The reason the blog has been on a week-long hiatus is because we (Broken Projector's Gautam Valluri and Floatin' Zoetropes' Me were compiling the fourth issue of our online journal Projectorhead (PH Wants You). You can read the entire issue here. As someone on Twitter said, some real nice goodies in there.






Point Blank(1967) / John Boorman

“None of them would look or sound or play the same way today if marijuana hadn’t seized and transformed the style of pop movies thirty years ago. This isn’t to say that the filmmakers in question are necessarily teaheads, or that the people in the audience have to be wigged- out in order to appreciate these efforts. Stoned consciousness by now is a historical fact, which means that the experiences of people high on grass have profoundly affected the aesthetics of movies for everyone: filmmakers and spectators, smokers and nonsmokers alike.”

                                                       Rosenbaum in ‘What Dope is Doing to Movies’
                                                                                     
The notion of an action film is based on the idea of urgent causality: one act influences the other, the other impacts another – as such, each single choice the protagonist may make assumes utter significance and becomes capable of forever altering the universe. The narrative is reduced (or elevated, take your pick) to an elaborate series of codes that the protagonist must unlock one by one (the reason Die Hard: With a Vengeance is so goddamn great is because it literalizes this idea of an action film and completely breaks it down), and in that order, to fully comprehend eventually the villain’s grand nefarious design. Essentially, in an action film, everything is crucial, and if one lego-block is pulled out, the entire lego-network of choices and their outcomes will be rendered worthless. Point Blank is such an oddity precisely because it’s protagonist whims are particularly irrelevant, and while Walker’s physical demeanor (Lee Marvin, two-face performance: scare with one, get scared with another) is that of a perpetual badass, he is actually quite a nincompoop: confused, battered, vulnerable and at times, a real idiot; after 45 minutes into the film, he has actually exacted revenge already (even that, unintentionally), and isn’t even certain as to who he is pitted against. But such pointlessness is inherent in the very element of the film: it is emblematic, perhaps of the era of movie-making which Rosenbaum talks about in the passage above. Ofcourse, while The Trip (Corman, 1967) is deliberately pointless, made with the aim to mimic a LSD-trip; a film like Point Blank (as well as the best sequences from BlowUp and Bonnie and Clyde) just happens to be that way – the film of a man disenchanted with structures based in logic, rationale or causality – the most crucial accomplishment of Point Blank as an action film is that in its 91 real-time duration, and 2 years of filmic duration, nothing really happens, no choice is made, no decision affects the world, no action bears a real consequence – yes, a lot of people die, but when the film ends, the protagonist is exactly where he was at the start of the film, as poor, as lonely and as impotent.
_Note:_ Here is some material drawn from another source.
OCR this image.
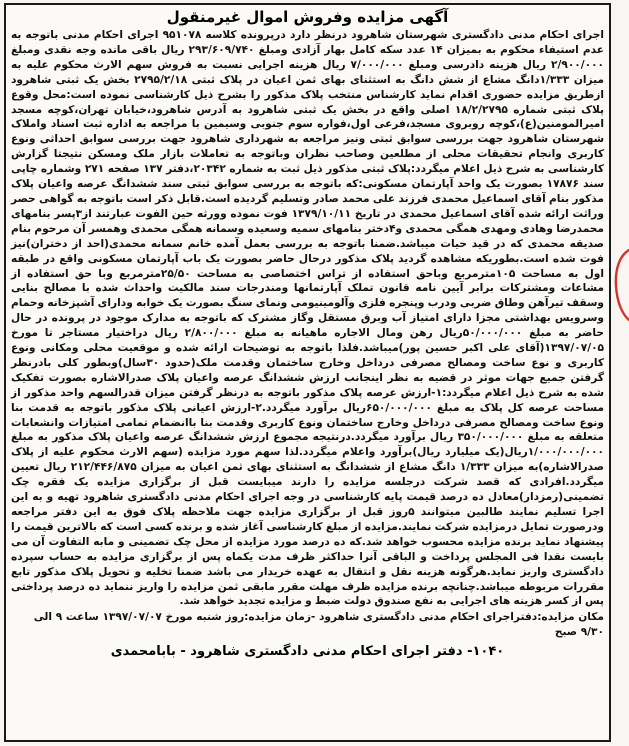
آگهی مزایده وفروش اموال غیرمنقول
اجرای احکام مدنی دادگستری شهرستان شاهرود درنظر دارد درپرونده کلاسه ۹۵۱۰۷۸ اجرای احکام مدنی باتوجه به عدم استیفاء محکوم به بمیزان ۱۴ عدد سکه کامل بهار آزادی ومبلغ ۲۹۳/۶۰۹/۷۴۰ ریال باقی مانده وجه نقدی ومبلغ ۲/۹۰۰/۰۰۰ ریال هزینه دادرسی ومبلغ ۷/۰۰۰/۰۰۰ ریال هزینه اجرایی نسبت به فروش سهم الارث محکوم علیه به میزان ۱/۳۳۳دانگ مشاع از شش دانگ به استثنای بهای ثمن اعیان در پلاک ثبتی ۲۷۹۵/۲/۱۸ بخش یک ثبتی شاهرود ازطریق مزایده حضوری اقدام نماید کارشناس منتخب پلاک مذکور را بشرح ذیل کارشناسی نموده است:محل وقوع پلاک ثبتی شماره ۱۸/۲/۲۷۹۵ اصلی واقع در بخش یک ثبتی شاهرود به آدرس شاهرود،خیابان تهران،کوچه مسجد امیرالمومنین(ع)،کوچه روبروی مسجد،فرعی اول،فواره سوم جنوبی وسیمین با مراجعه به اداره ثبت اسناد واملاک شهرستان شاهرود جهت بررسی سوابق ثبتی ونیز مراجعه به شهرداری شاهرود جهت بررسی سوابق احداثی ونوع کاربری وانجام تحقیقات محلی از مطلعین وصاحب نظران وباتوجه به تعاملات بازار ملک ومسکن نتیجتا گزارش کارشناسی به شرح ذیل اعلام میگردد:پلاک ثبتی مذکور ذیل ثبت به شماره ۲۰۳۴۲،دفتر ۱۳۷ صفحه ۲۷۱ وشماره چاپی سند ۱۷۸۷۶ بصورت یک واحد آپارتمان مسکونی:که باتوجه به بررسی سوابق ثبتی سند ششدانگ عرصه واعیان پلاک مذکور بنام آقای اسماعیل محمدی فرزند علی محمد صادر وتسلیم گردیده است.قابل ذکر است باتوجه به گواهی حصر وراثت ارائه شده آقای اسماعیل محمدی در تاریخ ۱۳۷۹/۱۰/۱۱ فوت نموده وورثه حین الفوت عبارتند از۳پسر بنامهای محمدرضا وهادی ومهدی همگی محمدی و۴دختر بنامهای سمیه وسعیده وسمانه همگی محمدی وهمسر آن مرحوم بنام صدیقه محمدی که در قید حیات میباشد.ضمنا باتوجه به بررسی بعمل آمده خانم سمانه محمدی(احد از دختران)نیز فوت شده است.بطوریکه مشاهده گردید پلاک مذکور درحال حاضر بصورت یک باب آپارتمان مسکونی واقع در طبقه اول به مساحت ۱۰۵مترمربع وباحق استفاده از تراس اختصاصی به مساحت ۲۵/۵۰مترمربع وبا حق استفاده از مشاعات ومشترکات برابر آیین نامه قانون تملک آپارتمانها ومندرجات سند مالکیت واحداث شده با مصالح بنایی وسقف تیرآهن وطاق ضربی ودرب وپنجره فلزی وآلومینیومی ونمای سنگ بصورت یک خوابه ودارای آشپزخانه وحمام وسرویس بهداشتی مجزا دارای امتیاز آب وبرق مستقل وگاز مشترک که باتوجه به مدارک موجود در پرونده در حال حاضر به مبلغ ۵۰/۰۰۰/۰۰۰ریال رهن ومال الاجاره ماهیانه به مبلغ ۲/۸۰۰/۰۰۰ ریال دراختیار مستاجر تا مورخ ۱۳۹۷/۰۷/۰۵(آقای علی اکبر حسین پور)میباشد.فلذا باتوجه به توضیحات ارائه شده و موقعیت محلی ومکانی ونوع کاربری و نوع ساخت ومصالح مصرفی درداخل وخارج ساختمان وقدمت ملک(حدود ۳۰سال)وبطور کلی بادرنظر گرفتن جمیع جهات موثر در قضیه به نظر اینجانب ارزش ششدانگ عرصه واعیان پلاک صدرالاشاره بصورت تفکیک شده به شرح ذیل اعلام میگردد:۱-ارزش عرصه پلاک مذکور باتوجه به درنظر گرفتن میزان قدرالسهم واحد مذکور از مساحت عرصه کل پلاک به مبلغ ۶۵۰/۰۰۰/۰۰۰ریال برآورد میگردد.۲-ارزش اعیانی پلاک مذکور باتوجه به قدمت بنا ونوع ساخت ومصالح مصرفی درداخل وخارج ساختمان ونوع کاربری وقدمت بنا باانضمام تمامی امتیازات وانشعابات متعلقه به مبلغ ۳۵۰/۰۰۰/۰۰۰ ریال برآورد میگردد.درنتیجه مجموع ارزش ششدانگ عرصه واعیان پلاک مذکور به مبلغ ۱/۰۰۰/۰۰۰/۰۰۰ریال(یک میلیارد ریال)برآورد واعلام میگردد.لذا سهم مورد مزایده (سهم الارث محکوم علیه از پلاک صدرالاشاره)به میزان ۱/۳۳۳ دانگ مشاع از ششدانگ به استثنای بهای ثمن اعیان به میزان ۲۱۲/۴۴۶/۸۷۵ ریال تعیین میگردد.افرادی که قصد شرکت درجلسه مزایده را دارند میبایست قبل از برگزاری مزایده یک فقره چک تضمینی(رمزدار)معادل ده درصد قیمت پایه کارشناسی در وجه اجرای احکام مدنی دادگستری شاهرود تهیه و به این اجرا تسلیم نمایند طالبین میتوانند ۵روز قبل از برگزاری مزایده جهت ملاحظه پلاک فوق به این دفتر مراجعه ودرصورت تمایل درمزایده شرکت نمایند.مزایده از مبلغ کارشناسی آغاز شده و برنده کسی است که بالاترین قیمت را پیشنهاد نماید برنده مزایده محسوب خواهد شد.که ده درصد مورد مزایده از محل چک تضمینی و مابه التفاوت آن می بایست نقدا فی المجلس پرداخت و الباقی آنرا حداکثر ظرف مدت یکماه پس از برگزاری مزایده به حساب سپرده دادگستری واریز نماید.هرگونه هزینه نقل و انتقال به عهده خریدار می باشد ضمنا تخلیه و تحویل پلاک مذکور تابع مقررات مربوطه میباشد.چنانچه برنده مزایده ظرف مهلت مقرر مابقی ثمن مزایده را واریز ننماید ده درصد پرداختی پس از کسر هزینه های اجرایی به نفع صندوق دولت ضبط و مزایده تجدید خواهد شد.
مکان مزایده:دفتراجرای احکام مدنی دادگستری شاهرود -زمان مزایده:روز شنبه مورخ ۱۳۹۷/۰۷/۰۷ ساعت ۹ الی ۹/۳۰ صبح
۱۰۴۰- دفتر اجرای احکام مدنی دادگستری شاهرود - بابامحمدی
Since the narrative itself is absent (nothing has an implicit meaning, nothing happens, no one comes, no one goes), it is what you can see that becomes particularly important – the ‘trippiness’ of the film, therefore, manifests itself in what is shown (instead of say,  Easy Rider, where the trippiness is all told or heard). Therefore, Point Blank’s exhibition of rambling meaningless includes angular pathways, skyscrapers jetting diagonally out from the corner of the frame, characters framed through latticed windows, hokey matte-effects of naked bodies floating like stray-scrap through 2D air, eternal corridors, color bursts, an action scene illuminated by disco-ball lights so that you can only see a punch land or a forehead turn to grimace – but the film is at the peak of its delirium when it shoots Lee Marvin’s face in a close-up. At best, his face is an accumulation of veins fitted into cloth-folds that sag over a gangling frame whose owner went to the wrong tailor.